Singapur continúa consolidando su modelo de ciudad inteligente con una infraestructura de movilidad que busca adaptarse a las necesidades de los distintos usuarios de las vías. Uno de los ejemplos más destacados es Green Man+, un sistema que permite ampliar el tiempo disponible para cruzar en determinados semáforos peatonales para adultos mayores y personas con discapacidad.
Sin embargo, es importante precisar un aspecto de la información que ha circulado sobre esta tecnología: el sistema oficialmente desplegado en Singapur no consiste, por ahora, en una red generalizada de cámaras de visión artificial que mida automáticamente la velocidad de cada adulto mayor y modifique el semáforo en tiempo real. La solución implementada por la Autoridad de Transporte Terrestre de Singapur, conocida como LTA, funciona principalmente mediante tarjetas de concesión que los usuarios pueden acercar a un lector para obtener tiempo adicional de cruce.
La idea, no obstante, forma parte de una evolución más amplia hacia infraestructuras capaces de responder de manera inteligente a la presencia y las necesidades de los peatones. Sensores, cámaras de monitoreo, sistemas de detección y algoritmos de gestión del tráfico ya forman parte del ecosistema tecnológico de la ciudad.
Un problema cotidiano: no todos los peatones caminan a la misma velocidad
Cruzar una avenida puede parecer una actividad simple, pero para una persona mayor o con movilidad reducida puede convertirse en una situación de presión.
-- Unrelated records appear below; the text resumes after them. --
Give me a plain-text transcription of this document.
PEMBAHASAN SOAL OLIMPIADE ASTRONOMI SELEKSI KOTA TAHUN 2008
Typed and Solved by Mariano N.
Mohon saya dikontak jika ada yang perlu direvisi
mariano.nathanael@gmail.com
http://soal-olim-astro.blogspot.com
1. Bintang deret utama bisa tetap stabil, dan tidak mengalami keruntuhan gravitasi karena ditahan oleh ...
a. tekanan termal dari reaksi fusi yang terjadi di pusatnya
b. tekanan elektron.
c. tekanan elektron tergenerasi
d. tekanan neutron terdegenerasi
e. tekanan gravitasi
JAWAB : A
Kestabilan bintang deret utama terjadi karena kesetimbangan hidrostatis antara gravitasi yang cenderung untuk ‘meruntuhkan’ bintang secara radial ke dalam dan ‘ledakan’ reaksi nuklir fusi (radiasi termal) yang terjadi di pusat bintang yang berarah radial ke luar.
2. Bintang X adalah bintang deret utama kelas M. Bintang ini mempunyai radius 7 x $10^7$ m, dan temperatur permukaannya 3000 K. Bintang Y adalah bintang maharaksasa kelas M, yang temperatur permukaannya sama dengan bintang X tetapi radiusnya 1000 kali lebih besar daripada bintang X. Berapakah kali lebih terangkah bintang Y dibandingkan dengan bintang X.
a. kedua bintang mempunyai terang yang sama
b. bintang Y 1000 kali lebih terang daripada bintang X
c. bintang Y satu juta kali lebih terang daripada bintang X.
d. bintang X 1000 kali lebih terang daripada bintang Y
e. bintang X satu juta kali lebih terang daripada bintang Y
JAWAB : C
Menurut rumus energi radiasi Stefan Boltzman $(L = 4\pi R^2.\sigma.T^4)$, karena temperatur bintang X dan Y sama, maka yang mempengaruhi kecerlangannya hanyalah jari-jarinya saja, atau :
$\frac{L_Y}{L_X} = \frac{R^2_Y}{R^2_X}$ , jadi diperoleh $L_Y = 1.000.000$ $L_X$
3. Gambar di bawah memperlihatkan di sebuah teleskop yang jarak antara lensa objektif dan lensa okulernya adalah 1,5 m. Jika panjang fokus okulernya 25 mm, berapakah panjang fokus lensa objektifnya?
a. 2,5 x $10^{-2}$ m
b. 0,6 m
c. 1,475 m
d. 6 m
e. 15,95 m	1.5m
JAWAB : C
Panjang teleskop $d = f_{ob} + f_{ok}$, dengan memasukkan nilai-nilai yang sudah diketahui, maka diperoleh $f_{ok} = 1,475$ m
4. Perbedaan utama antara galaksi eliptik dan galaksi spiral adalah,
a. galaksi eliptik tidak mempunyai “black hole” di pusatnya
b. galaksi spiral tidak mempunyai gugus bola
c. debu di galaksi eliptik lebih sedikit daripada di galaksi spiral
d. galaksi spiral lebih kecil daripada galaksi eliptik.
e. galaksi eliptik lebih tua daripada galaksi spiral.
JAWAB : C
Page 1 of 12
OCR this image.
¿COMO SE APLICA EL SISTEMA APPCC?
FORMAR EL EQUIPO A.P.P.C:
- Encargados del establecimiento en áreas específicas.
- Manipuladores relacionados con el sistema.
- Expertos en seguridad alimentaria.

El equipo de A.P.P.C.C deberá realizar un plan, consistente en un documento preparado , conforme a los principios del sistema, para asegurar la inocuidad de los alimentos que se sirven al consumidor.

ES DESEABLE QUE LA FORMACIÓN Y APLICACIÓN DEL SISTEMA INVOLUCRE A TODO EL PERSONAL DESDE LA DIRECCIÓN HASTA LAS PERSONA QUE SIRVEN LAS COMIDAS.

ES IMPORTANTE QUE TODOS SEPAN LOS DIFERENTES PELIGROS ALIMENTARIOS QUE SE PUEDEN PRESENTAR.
Los tiempos de los semáforos tradicionalmente se calculan tomando como referencia determinadas velocidades de desplazamiento y características físicas de cada cruce.
Esto significa que una persona que camina más lentamente puede sentirse obligada a apresurarse para llegar al otro lado antes de que el semáforo cambie.
Singapur ha intentado abordar este problema mediante diferentes estrategias de infraestructura. En las denominadas Silver Zones, áreas diseñadas especialmente teniendo en cuenta a la población de mayor edad, se aplican medidas como velocidades vehiculares más bajas, modificaciones en el diseño de las calles y tiempos de cruce adaptados a una velocidad de caminata menor.
El objetivo es sencillo: la infraestructura no debe obligar a todas las personas a moverse al mismo ritmo, sino reconocer que la ciudad es utilizada por peatones con diferentes capacidades físicas.
Green Man+: hasta 13 segundos adicionales para cruzar
El programa Green Man+ es una de las soluciones más concretas desarrolladas por Singapur para responder a esta necesidad.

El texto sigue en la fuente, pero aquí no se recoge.